One reason the idea works for the Fisk campus, Clark says, is that it has undeveloped land with access to enough power to run the center. "We're not selling our land, and we're not expanding beyond our footprint," she explains. "We're just trying to maximize and optimize where we are."

The financial squeeze on HBCUs helps explain why Clark is willing to consider something this unconventional. The schools have historically been underfunded and now are dealing with some of the same pressures as other colleges. Yet HBCUs keep producing an outsized share of the nation's Black professionals. The United Negro College Fund puts the numbers at roughly 70% of Black doctors and dentists, 50% of Black engineers and public school teachers, and 35% of Black lawyers.

Fisk’s broad master plan, unveiled in May, calls for new residence halls, a student center, expanded academic facilities, an innovation hub, upgrades to existing infrastructure and a boost in enrollment to 1,500. There would also be an expanded art gallery to display more of Fisk's 4,000-plus piece collection. "Instead of you always having to go to the Met to see us, why not come to Fisk?" Clark says. Each project, she adds, will need its own financing, fundraising strategy and partnerships.

Clark insists there are some faulty assumptions out there about the plan– specifically that Fisk is selling its land to a corporation and that it is already committed to building an AI data center. Neither is true, she says. The university will continue to own the land and building the center is contingent on the university selecting and signing a satisfactory agreement with a developer.

When asked about the project's potential return on investment, she didn't pretend to have an answer: "I don't know that yet, because I don't know who my partner is." The project's $400 million price tag, she noted, is only a planning estimate based on current market rates for power and square footage—not a finalized budget.

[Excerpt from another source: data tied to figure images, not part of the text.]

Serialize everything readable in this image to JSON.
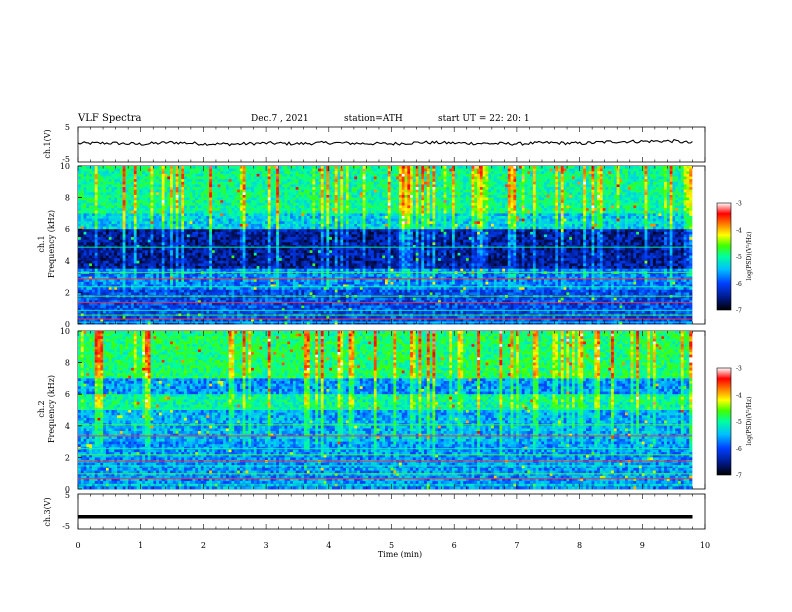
{
  "header": {
    "title": "VLF  Spectra",
    "date": "Dec.7  , 2021",
    "station": "station=ATH",
    "start": "start  UT  =   22: 20: 1"
  },
  "colors": {
    "colormap": [
      "#000000",
      "#001a8c",
      "#0040ff",
      "#00c0ff",
      "#00ffa0",
      "#40ff00",
      "#ffff00",
      "#ff8000",
      "#ff0000",
      "#ffffff"
    ]
  },
  "chart_data": [
    {
      "type": "line",
      "panel": "channel-1-voltage",
      "ylabel": "ch.1(V)",
      "ylim": [
        -5,
        5
      ],
      "ytick_labels": [
        "5",
        "-5"
      ],
      "xlim": [
        0,
        10
      ],
      "x": [
        0.0,
        0.5,
        1.0,
        1.5,
        2.0,
        2.5,
        3.0,
        3.5,
        4.0,
        4.5,
        5.0,
        5.5,
        6.0,
        6.5,
        7.0,
        7.5,
        8.0,
        8.5,
        9.0,
        9.5,
        9.8
      ],
      "values": [
        0.3,
        0.4,
        0.1,
        0.6,
        0.2,
        0.1,
        0.4,
        0.2,
        0.5,
        0.3,
        0.2,
        0.6,
        0.4,
        0.3,
        0.2,
        0.5,
        0.3,
        0.8,
        0.9,
        1.0,
        0.4
      ]
    },
    {
      "type": "heatmap",
      "panel": "channel-1-spectrogram",
      "ylabel": "ch.1\nFrequency  (kHz)",
      "ylim": [
        0,
        10
      ],
      "ytick_labels": [
        "10",
        "8",
        "6",
        "4",
        "2",
        "0"
      ],
      "xlim": [
        0,
        10
      ],
      "colorbar": {
        "label": "log(PSD)(V²/Hz)",
        "range": [
          -7,
          -3
        ],
        "tick_labels": [
          "-3",
          "-4",
          "-5",
          "-6",
          "-7"
        ]
      }
    },
    {
      "type": "heatmap",
      "panel": "channel-2-spectrogram",
      "ylabel": "ch.2\nFrequency  (kHz)",
      "ylim": [
        0,
        10
      ],
      "ytick_labels": [
        "10",
        "8",
        "6",
        "4",
        "2",
        "0"
      ],
      "xlim": [
        0,
        10
      ],
      "colorbar": {
        "label": "log(PSD)(V²/Hz)",
        "range": [
          -7,
          -3
        ],
        "tick_labels": [
          "-3",
          "-4",
          "-5",
          "-6",
          "-7"
        ]
      }
    },
    {
      "type": "line",
      "panel": "channel-3-voltage",
      "ylabel": "ch.3(V)",
      "ylim": [
        -5,
        5
      ],
      "ytick_labels": [
        "5",
        "-5"
      ],
      "xlim": [
        0,
        10
      ],
      "x": [
        0,
        9.8
      ],
      "values": [
        -1.5,
        -1.5
      ],
      "xlabel": "Time  (min)",
      "xtick_labels": [
        "0",
        "1",
        "2",
        "3",
        "4",
        "5",
        "6",
        "7",
        "8",
        "9",
        "10"
      ]
    }
  ]
}
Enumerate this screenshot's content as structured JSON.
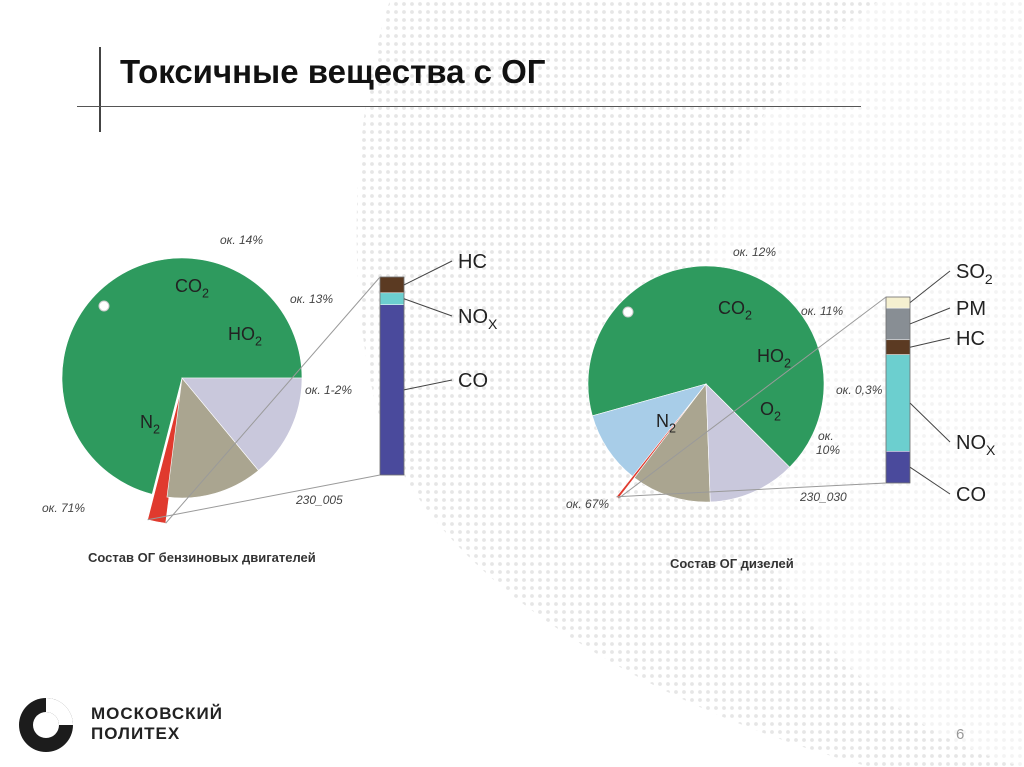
{
  "slide": {
    "title": "Токсичные вещества с ОГ",
    "page_number": "6",
    "logo_line1": "МОСКОВСКИЙ",
    "logo_line2": "ПОЛИТЕХ"
  },
  "colors": {
    "N2": "#2e9a5e",
    "CO2": "#c9c8dc",
    "H2O": "#aaa590",
    "O2": "#a8cde8",
    "toxic": "#e03a2e",
    "HC": "#5b3a22",
    "NOx": "#6ccfcf",
    "CO": "#4a4a9c",
    "SO2": "#f5f0d0",
    "PM": "#888e94",
    "connector": "#9a9a9a"
  },
  "chart_data": [
    {
      "type": "pie",
      "id": "gasoline",
      "caption": "Состав ОГ бензиновых двигателей",
      "code": "230_005",
      "slices": [
        {
          "key": "N2",
          "value": 71,
          "label": "ок. 71%"
        },
        {
          "key": "toxic",
          "value": 2,
          "label": "ок. 1-2%"
        },
        {
          "key": "H2O",
          "value": 13,
          "label": "ок. 13%"
        },
        {
          "key": "CO2",
          "value": 14,
          "label": "ок. 14%"
        }
      ],
      "breakdown": [
        {
          "key": "HC",
          "label": "HC",
          "sub": "",
          "share": 0.08
        },
        {
          "key": "NOx",
          "label": "NO",
          "sub": "X",
          "share": 0.06
        },
        {
          "key": "CO",
          "label": "CO",
          "sub": "",
          "share": 0.86
        }
      ]
    },
    {
      "type": "pie",
      "id": "diesel",
      "caption": "Состав ОГ дизелей",
      "code": "230_030",
      "slices": [
        {
          "key": "N2",
          "value": 67,
          "label": "ок. 67%"
        },
        {
          "key": "O2",
          "value": 10,
          "label": "ок. 10%"
        },
        {
          "key": "toxic",
          "value": 0.3,
          "label": "ок. 0,3%"
        },
        {
          "key": "H2O",
          "value": 11,
          "label": "ок. 11%"
        },
        {
          "key": "CO2",
          "value": 12,
          "label": "ок. 12%"
        }
      ],
      "breakdown": [
        {
          "key": "SO2",
          "label": "SO",
          "sub": "2",
          "share": 0.06
        },
        {
          "key": "PM",
          "label": "PM",
          "sub": "",
          "share": 0.17
        },
        {
          "key": "HC",
          "label": "HC",
          "sub": "",
          "share": 0.08
        },
        {
          "key": "NOx",
          "label": "NO",
          "sub": "X",
          "share": 0.52
        },
        {
          "key": "CO",
          "label": "CO",
          "sub": "",
          "share": 0.17
        }
      ]
    }
  ]
}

Fisk isn't the only HBCU eyeing data centers as a source of revenue and technological relevance. Several HBCUs have partnered with companies such as Microsoft to provide students with training and a pathway to industry jobs. Atlanta-based Impact DataSource is pursuing a similar "Dream Centers" initiative, partnering with HBCUs to build facilities designed to generate workforce training and local economic development. Its first $108 million project, approved in partnership with North Carolina A&T State University, will sit off campus rather than on university grounds.

Along with specific concerns about the data center, Clark has faced questions about how Fisk and its ambitious master plan will fare in the face of a broad corporate retreat from diversity initiatives.

"I see Fisk as an institution that has educated and delivered to this community, to this country, to this world, some great minds we have offered up to businesses, corporations, governments, municipalities, individuals who are committed to excellence. This isn't about DEI to me. This is about excellence."

Fisk was chartered in 1866 to educate all, she points out, and the mandate hasn't changed. "We've done a really good job of that, and we just need to make sure we keep doing it and not look back, but look ahead and look at everything we're going to need in order to move forward."